Portrait de Raymond Aron. Hommage
Raymond Aron évoquait volontiers la formule d'Ortega y Gasset : ''Etre de gauche ou être de droite, c 'est être hémiplégique''. Et il ajoutait : ''Je ne veux pas être hémiplégique''.
Sa hauteur, sa distance vis-à-vis de ce qu'on nomme engagement devait beaucoup à sa plus vive passion : comprendre. Puis, ayant compris, expliquer. Il était essentiellement un professeur, au sens le plus noble du terme. Autrefois, dans les écoles, on appelait l'instituteur ''le Maître''. C'est en ce sens que Raymond Aron fut un maître à penser, c'est-à-dire que son enseignement visait à fournir les outils intellectuels nécessaires pour apprendre à penser la société, le monde, l'histoire, et non à fournir ce qu'il convenait de penser.
Si tant d'hommes qui furent autrefois ses élèves lui ont conservé affection et respect, quelles que soient leurs propres options politiques, c'est parce que, rétrospectivement, ils savent que jamais ils ne furent, par lui, endoctrinés, mais éclairés.

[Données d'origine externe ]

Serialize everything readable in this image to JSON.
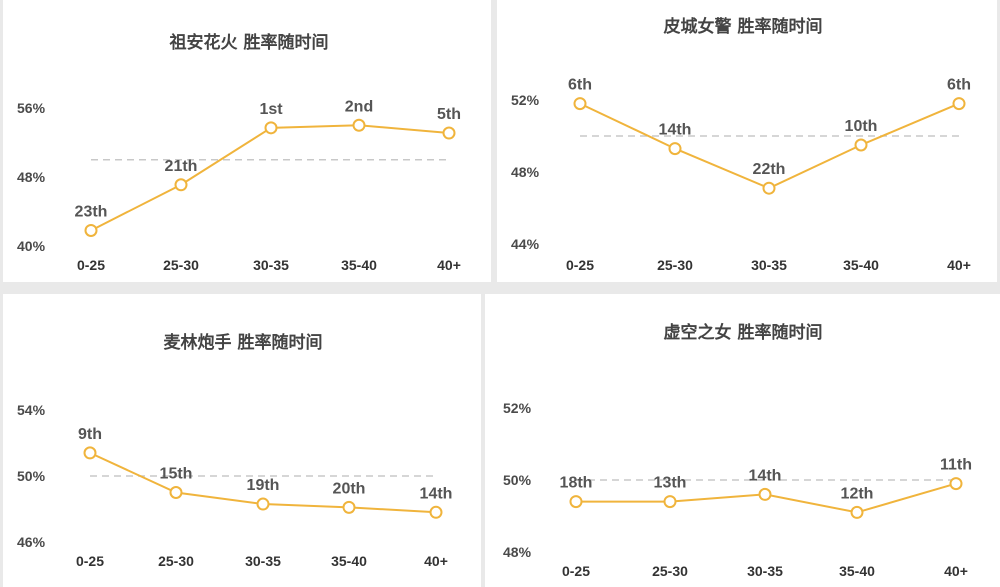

Les hommages qu'on lui rend aujourd'hui ne peuvent pas dissimuler qu'il fut cependant peu écouté. Le discours de la raison n'est jamais exaltant. A force d'évacuer les passions, il arrive que l'on se trouve en position de n'en pas inspirer.
Si Raymond Aron n'a jamais rencontré l'adhésion spontanée de la jeunesse, c'est parce que sa volonté de lucidité se heurtait au désir d'action propre à la jeunesse.
Son honneur, en particulier en 1968, est de n'avoir pas cherché à la séduire mais à continuer de lui répéter que les sociétés ne se réduisent pas à des antagonismes économiques même si ceux-ci sont puissants. Que pour gérer tout ce qui est et demeurera conflictuel dans toute société humaine, il faut une instance, le Pouvoir, que de tous les pouvoirs, c'est la démocratie qui opprime le moins, qu'il faut donc se soucier de la préserver, car elle est fragile. De cette fragilité, il avait été le témoin épouvanté dans les années 35/40.
Bien plus qu'un homme de ''droite'', il serait juste de dire que ce grand esprit fut ''conservateur'', mais toujours dressé contre l'intolérance d'où qu'elle vienne, et le totalitarisme quelle que soit sa couleur.
D'autres furent les princes de la jeunesse, de Barrés à Sartre... Raymond Aron fut, lui, un prince de l'intelligence.